ROANOKE TIMES

                         Roanoke Times
                 Copyright (c) 1995, Landmark Communications, Inc.

DATE: MONDAY, October 25, 1993                   TAG: 9310250045
SECTION: VIRGINIA                    PAGE: B-3   EDITION: METRO 
SOURCE: ROB EURE STAFF WRITER
DATELINE:                                 LENGTH: Medium


WILL HISTORIANS VIEW TERRY AS `CANNONBALL' OF 1993?

Gather 'round, everybody, and listen to the story of the Howell Cannonball.

It was 1977, and the Old Dominion was headed back into the Democratic fold. Republicans had won two governor's races in a row, but a Southern Democrat was in the White House, and the party had a can't-lose man for the statehouse.

He had one of those great Virginia names, Andrew Pickens Miller. He had all the money behind him, all the party establishment and all the experience. Miller, you see, had twice been elected attorney general and had used the office to build a record and cozy up to every big businessman in sight.

He had just one thorny little problem: Henry Howell. Howlin' Henry, as some called him, was ANALYSIS running a third time for governor against Miller in the primary. Henry knew how to give 'em hell on the stump. "Every year like clockwork," he would say, "the big boys come down to Main Street looking for a handout. And every year like police work, Henry is there to blow the whistle."

Henry had a great campaign theme song, "The Howell Cannonball" with lyrics adapted from "The Wabash Cannonball":

Now listen to ol' Henry,

his rumble and his roar.

As he travels o'er the mountains,

down the hills and to the shore.

See the mighty rush of the people,

hear the lonesome big boys squall.

We're on our way to Richmond

on the Howell Cannonball.

Of course, everybody knew Henry had no chance. He had no money to speak of, and no support outside the union members and liberals who bought into Henry's old Southern populism. Those folks kept quiet the year before when Jimmy Carter ran his conservative-style campaign for president; everybody knew they'd come back to Andy once the primary was over. The Richmond Times-Dispatch didn't even take a fresh picture of Henry for the morning after the primary.

So Andy paid Henry no mind. In fact, he mocked Henry's theme song, riding a steam locomotive across central Virginia a few days before the primary.

And he lost. It was about as big a political upset as anyone could remember and led to an easy win for the Republicans in November.

The similarities between 1977 and '93 have been ringing in the head of Tom Morris, president of Emory & Henry College and a scholar of Virginia politics.

Terry: the presumptive favorite, darling of Virginia's big businesses, two-time attorney general. She's waited her turn, just like Miller. She's from Southwest Virginia; he had built a political base there as a young lawyer.

Democrats have Bill Clinton, a moderate Southern governor, in the White House (note that neither Carter nor Clinton carried the state). Terry even chartered a train last week for a whistlestop tour from Roanoke to Alexandria.

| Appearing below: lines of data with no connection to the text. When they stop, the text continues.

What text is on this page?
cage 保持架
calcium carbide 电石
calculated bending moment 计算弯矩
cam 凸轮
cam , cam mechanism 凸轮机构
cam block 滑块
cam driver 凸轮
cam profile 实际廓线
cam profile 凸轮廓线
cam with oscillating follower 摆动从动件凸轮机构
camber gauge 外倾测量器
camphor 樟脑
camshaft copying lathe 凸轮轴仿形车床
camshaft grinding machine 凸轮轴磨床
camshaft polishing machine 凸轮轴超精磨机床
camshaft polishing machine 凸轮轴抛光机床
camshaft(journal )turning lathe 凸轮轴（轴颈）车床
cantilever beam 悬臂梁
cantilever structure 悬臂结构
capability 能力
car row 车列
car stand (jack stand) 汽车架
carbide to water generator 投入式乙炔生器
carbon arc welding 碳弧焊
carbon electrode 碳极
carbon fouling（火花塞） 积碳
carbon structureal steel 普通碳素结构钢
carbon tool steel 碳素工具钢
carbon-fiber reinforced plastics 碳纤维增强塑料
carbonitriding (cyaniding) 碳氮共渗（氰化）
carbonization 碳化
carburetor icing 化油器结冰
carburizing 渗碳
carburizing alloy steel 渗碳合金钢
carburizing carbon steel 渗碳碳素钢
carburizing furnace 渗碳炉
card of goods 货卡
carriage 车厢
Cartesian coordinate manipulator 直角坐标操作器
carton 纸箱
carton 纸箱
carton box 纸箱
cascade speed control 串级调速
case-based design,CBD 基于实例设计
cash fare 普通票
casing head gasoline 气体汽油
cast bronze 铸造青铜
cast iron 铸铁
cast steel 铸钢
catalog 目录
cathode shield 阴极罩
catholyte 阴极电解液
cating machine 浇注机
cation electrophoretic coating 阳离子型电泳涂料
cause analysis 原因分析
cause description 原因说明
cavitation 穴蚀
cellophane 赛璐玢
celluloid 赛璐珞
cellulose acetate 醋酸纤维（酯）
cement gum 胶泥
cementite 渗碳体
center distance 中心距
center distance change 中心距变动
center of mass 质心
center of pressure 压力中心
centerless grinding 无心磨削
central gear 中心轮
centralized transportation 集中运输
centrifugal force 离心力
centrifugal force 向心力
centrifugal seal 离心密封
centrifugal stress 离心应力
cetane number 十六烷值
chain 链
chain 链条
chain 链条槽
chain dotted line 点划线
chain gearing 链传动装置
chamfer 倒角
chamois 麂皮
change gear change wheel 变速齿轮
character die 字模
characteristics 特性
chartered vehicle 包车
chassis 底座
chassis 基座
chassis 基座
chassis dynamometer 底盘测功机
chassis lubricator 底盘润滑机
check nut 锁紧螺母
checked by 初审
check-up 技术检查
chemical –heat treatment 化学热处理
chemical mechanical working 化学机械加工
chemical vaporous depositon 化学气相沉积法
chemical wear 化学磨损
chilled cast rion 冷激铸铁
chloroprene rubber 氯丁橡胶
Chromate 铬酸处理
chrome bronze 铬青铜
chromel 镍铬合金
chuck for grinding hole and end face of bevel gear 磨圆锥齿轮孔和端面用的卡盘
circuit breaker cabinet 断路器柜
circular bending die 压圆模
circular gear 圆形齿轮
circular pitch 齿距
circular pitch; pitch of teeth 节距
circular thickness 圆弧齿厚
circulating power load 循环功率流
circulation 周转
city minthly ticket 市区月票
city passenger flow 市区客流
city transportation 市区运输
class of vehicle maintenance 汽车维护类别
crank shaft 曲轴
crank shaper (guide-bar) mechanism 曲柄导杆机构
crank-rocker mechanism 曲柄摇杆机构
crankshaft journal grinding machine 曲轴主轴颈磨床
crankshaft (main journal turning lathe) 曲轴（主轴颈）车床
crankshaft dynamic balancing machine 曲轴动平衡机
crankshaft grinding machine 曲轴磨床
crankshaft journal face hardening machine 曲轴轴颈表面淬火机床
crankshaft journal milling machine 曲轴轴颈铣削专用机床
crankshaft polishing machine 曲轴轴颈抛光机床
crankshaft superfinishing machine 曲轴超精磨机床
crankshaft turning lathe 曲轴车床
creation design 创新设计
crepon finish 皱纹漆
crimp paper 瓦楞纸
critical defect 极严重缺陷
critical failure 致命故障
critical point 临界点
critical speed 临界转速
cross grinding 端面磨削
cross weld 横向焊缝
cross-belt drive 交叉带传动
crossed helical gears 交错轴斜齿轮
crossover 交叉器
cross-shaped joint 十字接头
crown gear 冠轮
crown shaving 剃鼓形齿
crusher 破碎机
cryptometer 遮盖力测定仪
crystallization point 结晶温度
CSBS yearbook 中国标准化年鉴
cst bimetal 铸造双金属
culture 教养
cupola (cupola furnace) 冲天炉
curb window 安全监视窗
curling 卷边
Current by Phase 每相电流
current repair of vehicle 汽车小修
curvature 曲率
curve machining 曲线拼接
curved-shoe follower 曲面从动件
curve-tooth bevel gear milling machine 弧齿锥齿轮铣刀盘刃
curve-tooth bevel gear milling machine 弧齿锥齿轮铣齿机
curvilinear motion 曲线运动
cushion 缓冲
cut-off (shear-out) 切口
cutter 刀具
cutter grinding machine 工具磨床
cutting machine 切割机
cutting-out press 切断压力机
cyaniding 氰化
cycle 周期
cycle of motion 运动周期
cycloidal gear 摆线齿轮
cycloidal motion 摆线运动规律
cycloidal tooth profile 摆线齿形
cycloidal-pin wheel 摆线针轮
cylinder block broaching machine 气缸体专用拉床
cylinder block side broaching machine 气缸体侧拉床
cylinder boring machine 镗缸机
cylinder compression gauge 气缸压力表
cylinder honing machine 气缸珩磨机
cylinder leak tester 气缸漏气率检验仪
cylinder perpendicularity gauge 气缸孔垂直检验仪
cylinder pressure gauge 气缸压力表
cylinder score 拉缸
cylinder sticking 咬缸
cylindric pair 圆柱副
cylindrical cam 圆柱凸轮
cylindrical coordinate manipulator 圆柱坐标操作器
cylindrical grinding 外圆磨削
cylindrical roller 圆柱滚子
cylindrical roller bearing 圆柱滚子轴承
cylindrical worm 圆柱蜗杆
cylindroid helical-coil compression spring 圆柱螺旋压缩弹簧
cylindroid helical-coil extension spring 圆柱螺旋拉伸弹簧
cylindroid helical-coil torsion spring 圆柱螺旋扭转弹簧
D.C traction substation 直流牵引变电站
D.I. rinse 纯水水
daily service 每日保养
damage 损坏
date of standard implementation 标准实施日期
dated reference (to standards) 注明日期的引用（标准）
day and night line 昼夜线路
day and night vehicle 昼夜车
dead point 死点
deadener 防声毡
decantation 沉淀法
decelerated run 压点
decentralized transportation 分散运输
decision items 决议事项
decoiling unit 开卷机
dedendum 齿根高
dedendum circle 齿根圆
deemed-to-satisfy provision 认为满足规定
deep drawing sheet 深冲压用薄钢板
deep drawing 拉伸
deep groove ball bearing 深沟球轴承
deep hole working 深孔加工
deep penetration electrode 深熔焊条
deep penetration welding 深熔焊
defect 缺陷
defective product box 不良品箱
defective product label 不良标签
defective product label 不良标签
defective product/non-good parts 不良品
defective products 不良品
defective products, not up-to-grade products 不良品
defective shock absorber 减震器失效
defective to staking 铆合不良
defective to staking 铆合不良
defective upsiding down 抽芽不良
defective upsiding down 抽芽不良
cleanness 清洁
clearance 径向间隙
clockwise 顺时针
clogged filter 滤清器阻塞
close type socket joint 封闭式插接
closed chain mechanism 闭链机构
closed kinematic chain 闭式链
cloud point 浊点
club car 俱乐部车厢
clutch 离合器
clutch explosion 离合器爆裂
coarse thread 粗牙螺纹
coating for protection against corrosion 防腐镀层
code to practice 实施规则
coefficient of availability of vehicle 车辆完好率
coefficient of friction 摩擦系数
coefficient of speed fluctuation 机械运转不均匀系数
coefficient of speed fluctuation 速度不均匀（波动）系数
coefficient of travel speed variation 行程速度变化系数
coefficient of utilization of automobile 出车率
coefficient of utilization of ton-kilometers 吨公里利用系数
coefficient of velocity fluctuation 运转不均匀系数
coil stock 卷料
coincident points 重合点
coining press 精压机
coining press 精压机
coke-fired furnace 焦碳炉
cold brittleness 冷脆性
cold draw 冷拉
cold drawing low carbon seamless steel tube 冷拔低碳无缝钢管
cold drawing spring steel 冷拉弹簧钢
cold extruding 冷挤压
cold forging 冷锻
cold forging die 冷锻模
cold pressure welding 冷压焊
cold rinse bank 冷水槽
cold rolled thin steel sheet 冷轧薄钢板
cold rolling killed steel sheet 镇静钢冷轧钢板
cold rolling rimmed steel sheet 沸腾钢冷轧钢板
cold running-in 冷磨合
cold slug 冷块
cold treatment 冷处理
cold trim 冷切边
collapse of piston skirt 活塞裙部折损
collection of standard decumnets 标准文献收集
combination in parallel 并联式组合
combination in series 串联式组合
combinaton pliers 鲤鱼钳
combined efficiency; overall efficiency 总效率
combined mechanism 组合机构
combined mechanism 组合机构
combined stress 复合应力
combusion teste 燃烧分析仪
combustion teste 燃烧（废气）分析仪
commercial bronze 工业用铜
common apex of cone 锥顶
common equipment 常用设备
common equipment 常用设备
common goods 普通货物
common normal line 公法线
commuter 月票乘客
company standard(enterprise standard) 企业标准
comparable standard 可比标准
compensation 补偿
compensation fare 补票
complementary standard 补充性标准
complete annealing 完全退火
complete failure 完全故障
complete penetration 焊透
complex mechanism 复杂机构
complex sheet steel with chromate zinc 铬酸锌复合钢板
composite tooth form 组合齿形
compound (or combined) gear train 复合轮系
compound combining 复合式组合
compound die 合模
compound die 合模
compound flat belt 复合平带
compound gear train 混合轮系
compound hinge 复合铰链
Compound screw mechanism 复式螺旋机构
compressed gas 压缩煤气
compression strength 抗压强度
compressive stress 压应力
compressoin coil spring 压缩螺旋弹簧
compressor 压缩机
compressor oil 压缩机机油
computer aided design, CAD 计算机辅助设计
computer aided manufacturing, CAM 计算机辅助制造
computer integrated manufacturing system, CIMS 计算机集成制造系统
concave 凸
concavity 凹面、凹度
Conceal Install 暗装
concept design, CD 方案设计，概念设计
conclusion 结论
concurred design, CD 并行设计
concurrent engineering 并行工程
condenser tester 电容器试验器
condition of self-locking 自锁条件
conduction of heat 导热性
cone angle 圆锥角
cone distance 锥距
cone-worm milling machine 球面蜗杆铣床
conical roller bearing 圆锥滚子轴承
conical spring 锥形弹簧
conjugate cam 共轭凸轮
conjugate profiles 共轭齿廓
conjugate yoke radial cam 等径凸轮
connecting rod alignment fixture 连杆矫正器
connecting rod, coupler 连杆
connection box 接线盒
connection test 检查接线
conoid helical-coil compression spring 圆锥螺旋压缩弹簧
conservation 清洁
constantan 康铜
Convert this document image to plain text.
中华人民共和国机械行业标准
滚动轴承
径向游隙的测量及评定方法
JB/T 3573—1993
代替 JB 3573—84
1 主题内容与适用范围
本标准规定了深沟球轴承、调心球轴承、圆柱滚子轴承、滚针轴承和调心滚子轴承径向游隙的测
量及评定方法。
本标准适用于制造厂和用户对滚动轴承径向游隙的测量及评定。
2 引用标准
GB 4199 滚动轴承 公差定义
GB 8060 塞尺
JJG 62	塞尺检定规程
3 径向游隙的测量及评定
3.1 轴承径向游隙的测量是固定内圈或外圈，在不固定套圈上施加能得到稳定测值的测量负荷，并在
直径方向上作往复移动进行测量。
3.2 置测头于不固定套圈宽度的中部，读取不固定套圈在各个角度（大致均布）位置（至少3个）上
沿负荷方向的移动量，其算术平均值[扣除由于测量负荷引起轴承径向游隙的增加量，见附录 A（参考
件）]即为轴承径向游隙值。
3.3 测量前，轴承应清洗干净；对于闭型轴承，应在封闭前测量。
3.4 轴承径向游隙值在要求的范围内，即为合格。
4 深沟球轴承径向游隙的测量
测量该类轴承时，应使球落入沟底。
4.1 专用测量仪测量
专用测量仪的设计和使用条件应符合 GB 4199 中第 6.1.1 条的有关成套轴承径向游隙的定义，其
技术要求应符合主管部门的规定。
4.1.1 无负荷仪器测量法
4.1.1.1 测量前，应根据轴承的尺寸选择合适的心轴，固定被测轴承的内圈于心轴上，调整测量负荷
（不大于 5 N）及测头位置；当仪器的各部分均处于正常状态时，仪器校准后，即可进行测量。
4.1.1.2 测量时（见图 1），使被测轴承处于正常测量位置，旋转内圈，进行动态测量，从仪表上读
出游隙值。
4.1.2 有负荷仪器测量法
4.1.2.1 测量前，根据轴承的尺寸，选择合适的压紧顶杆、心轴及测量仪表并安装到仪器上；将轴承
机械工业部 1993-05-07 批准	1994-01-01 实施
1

And, if recent polls are right, Terry is about to wind up on the short end of the biggest upset since Miller lost to Howell. She's dropped from a 29-percentage-point lead over Republican George Allen in June to trail him by seven points in a poll last week.

Of course, there are differences. Terry's opponent isn't a liberal Democratic populist but a conservative Republican one. She also got the bad news that her campaign is in trouble early enough to react. Terry went on the attack against Allen 10 days ago.

Consider this variation on the 1977 campaign a gift to both candidates and to the voters.

Allen, once given no chance, has run his own cannonball campaign to pull ahead. He's battle-tested. Now, he has an opportunity to show a little depth and substance as the front-runner.

Terry, on the other hand, has never been in a contest where she was behind. She led the ticket for all three statewide offices both times she was elected attorney general.

Women candidates have difficulty convincing voters they're tough enough, pollsters say. How better for Terry to prove herself than by fighting back?

Voters have the best seat in the house to watch whether Allen can put this election away or whether Terry has the stuff to pull it out.

Rob Eure covers politics from this newspaper's bureau in Richmond.